2019年3月2日(土) 10:25 〜 11:15 第10会場 (国立京都国際会館1F Room C-1)

座長:中山 泉(沖縄県立中部病院 集中治療部)

[O84-6] PAV+によって測定される呼吸仕事量および吸気筋力と人工呼吸器離脱の関係

石塚 あずさ, 片岡 惇, 三反田 拓志, 富田 静香, 鍋島 正慶, 藤本 佳久, 則末 泰博 (東京ベイ浦安市川医療センター 救急集中治療部 集中治療部門)

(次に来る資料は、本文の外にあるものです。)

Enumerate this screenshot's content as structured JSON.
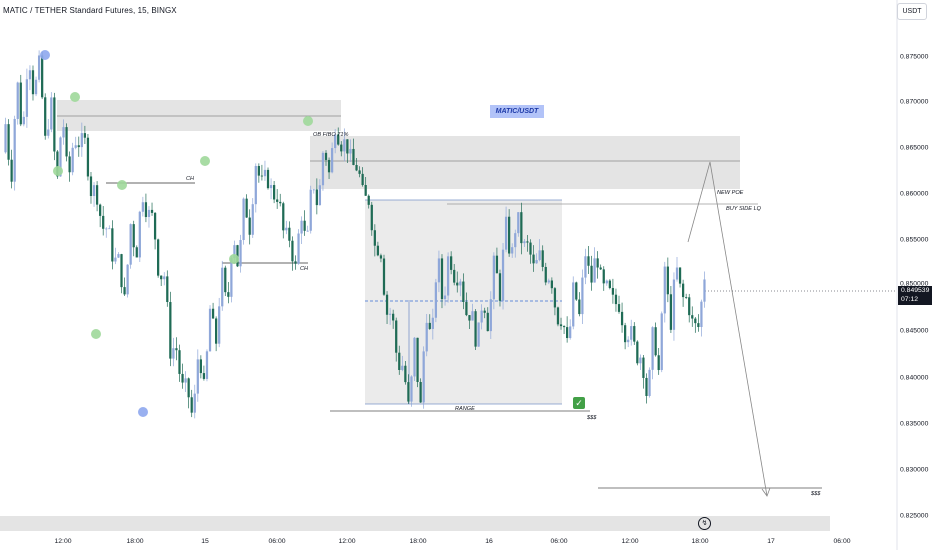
{
  "header": {
    "title": "MATIC / TETHER Standard Futures, 15, BINGX",
    "currency_button": "USDT"
  },
  "price_axis": {
    "labels": [
      "0.875000",
      "0.870000",
      "0.865000",
      "0.860000",
      "0.855000",
      "0.850000",
      "0.845000",
      "0.840000",
      "0.835000",
      "0.830000",
      "0.825000"
    ]
  },
  "time_axis": {
    "labels": [
      "12:00",
      "18:00",
      "15",
      "06:00",
      "12:00",
      "18:00",
      "16",
      "06:00",
      "12:00",
      "18:00",
      "17",
      "06:00"
    ]
  },
  "current_price": {
    "price": "0.849539",
    "countdown": "07:12"
  },
  "annotations": {
    "ob": "OB FIBO 71%",
    "ch1": "CH",
    "ch2": "CH",
    "new_poe": "NEW POE",
    "buy_side": "BUY SIDE LQ",
    "range": "RANGE",
    "dollars1": "$$$",
    "dollars2": "$$$",
    "symbol_label": "MATIC/USDT"
  },
  "icons": {
    "check": "check-icon",
    "bolt": "lightning-icon"
  },
  "colors": {
    "up": "#8fa7d9",
    "down": "#1f6b55",
    "zone": "#e4e4e4",
    "green_marker": "#9ed89a",
    "blue_marker": "#8ea7ee",
    "dashed_line": "#3b6fd4"
  },
  "chart_data": {
    "type": "candlestick",
    "symbol": "MATIC / TETHER Standard Futures",
    "interval": "15",
    "exchange": "BINGX",
    "ylim": [
      0.8245,
      0.879
    ],
    "last_price": 0.849539,
    "path": [
      [
        0.862,
        0.868
      ],
      [
        0.8665,
        0.873
      ],
      [
        0.871,
        0.876
      ],
      [
        0.866,
        0.8745
      ],
      [
        0.861,
        0.8705
      ],
      [
        0.8615,
        0.8695
      ],
      [
        0.866,
        0.8665
      ],
      [
        0.861,
        0.866
      ],
      [
        0.857,
        0.861
      ],
      [
        0.8535,
        0.857
      ],
      [
        0.849,
        0.8535
      ],
      [
        0.854,
        0.8575
      ],
      [
        0.8585,
        0.861
      ],
      [
        0.852,
        0.858
      ],
      [
        0.844,
        0.852
      ],
      [
        0.84,
        0.8445
      ],
      [
        0.8365,
        0.84
      ],
      [
        0.8395,
        0.8445
      ],
      [
        0.8445,
        0.8485
      ],
      [
        0.848,
        0.8525
      ],
      [
        0.8525,
        0.857
      ],
      [
        0.857,
        0.86
      ],
      [
        0.8615,
        0.864
      ],
      [
        0.8605,
        0.8625
      ],
      [
        0.856,
        0.8605
      ],
      [
        0.8525,
        0.856
      ],
      [
        0.8545,
        0.859
      ],
      [
        0.859,
        0.8625
      ],
      [
        0.8625,
        0.866
      ],
      [
        0.866,
        0.868
      ],
      [
        0.8635,
        0.866
      ],
      [
        0.86,
        0.8635
      ],
      [
        0.855,
        0.86
      ],
      [
        0.848,
        0.855
      ],
      [
        0.8425,
        0.848
      ],
      [
        0.8375,
        0.8425
      ],
      [
        0.8375,
        0.845
      ],
      [
        0.8445,
        0.8485
      ],
      [
        0.8485,
        0.8545
      ],
      [
        0.852,
        0.8545
      ],
      [
        0.848,
        0.852
      ],
      [
        0.8445,
        0.848
      ],
      [
        0.8465,
        0.85
      ],
      [
        0.85,
        0.8535
      ],
      [
        0.8535,
        0.8575
      ],
      [
        0.855,
        0.8585
      ],
      [
        0.8525,
        0.855
      ],
      [
        0.852,
        0.854
      ],
      [
        0.8475,
        0.852
      ],
      [
        0.844,
        0.8475
      ],
      [
        0.8475,
        0.851
      ],
      [
        0.851,
        0.8545
      ],
      [
        0.8505,
        0.8545
      ],
      [
        0.849,
        0.8505
      ],
      [
        0.846,
        0.849
      ],
      [
        0.8435,
        0.846
      ],
      [
        0.8385,
        0.8435
      ],
      [
        0.8415,
        0.8465
      ],
      [
        0.8465,
        0.853
      ],
      [
        0.8495,
        0.853
      ],
      [
        0.8465,
        0.8495
      ],
      [
        0.852,
        0.8465
      ]
    ]
  }
}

【背景】現在の人工呼吸器離脱では自発呼吸試験(SBT)を試行し、成功すれば抜管する手法が一般的に用いられるが、SBTを成功しても、再挿管となる患者が存在する。再挿管は院内死亡の独立した因子であり、SBT時により正確に抜管失敗を予測したいところである。SBT時の呼吸仕事量が大きい場合は、SBTを成功したとしても抜管後の呼吸不全発症や抜管失敗のリスクが高いとされる。PAV+(PB840/980, Covidien社)は患者の吸気努力と肺メカニクスに応じたサポートを行うことができる自発呼吸モードであり、呼吸仕事量や吸気筋力、および肺メカニクスを簡便にモニタリングすることもできる。本研究では、PAV+で測定される呼吸仕事量および吸気筋力が、抜管後の呼吸不全および抜管失敗を予測し得るか検証を行った。【方法】当院ICUに入室した患者に対して前向き観察研究を行った。18歳以上の挿管・人工呼吸器管理をされた成人で、SBTを施行され(SBTはPAV+ サポート20%で施行)、かつ30分以上SBTの成功基準を満たした患者を組み入れとした。PB840/980以外の人工呼吸器で管理されている患者、再挿管や気管切開がされている患者、抜管後に再挿管しない方針の患者は除外とした。抜管前にPAV+で測定された患者の呼吸仕事量(WOB)と最大気道内圧(Ppeak)を記録し、患者の吸気筋力(Pmus)については、Pmus =(Ppeak-PEEP)×(100-サポート率)/サポート率として算出した。アウトカムは、抜管後72時間以内の再挿管および抜管後呼吸不全の発症とした。【結果】本報告は中間報告であり、組入れ基準を満たした38例を対象として解析した。抜管後72時間以内に再挿管となったのは3例、呼吸不全を来したのは14例であった。再挿管については症例数が少なく検証していない。抜管後の呼吸不全発症群では非発症群に比べPmusが有意に高かった(14.4(11.7-16.6) vs 12.3(9.5-14.1) cmH2O, p=0.029)。呼吸仕事量の平均値(p=0.988)や、PAV+で測定されたコンプライアンス(p=0.665)、レジスタンス(p=0.665)については、いずれも両群間で有意な差を認めなかった。【結語】SBT中にPAV+で測定される吸気筋力が高い場合、抜管後の呼吸不全発症を予測できる可能性がある。最終的な結論にはさらなるデータ集積が必要である。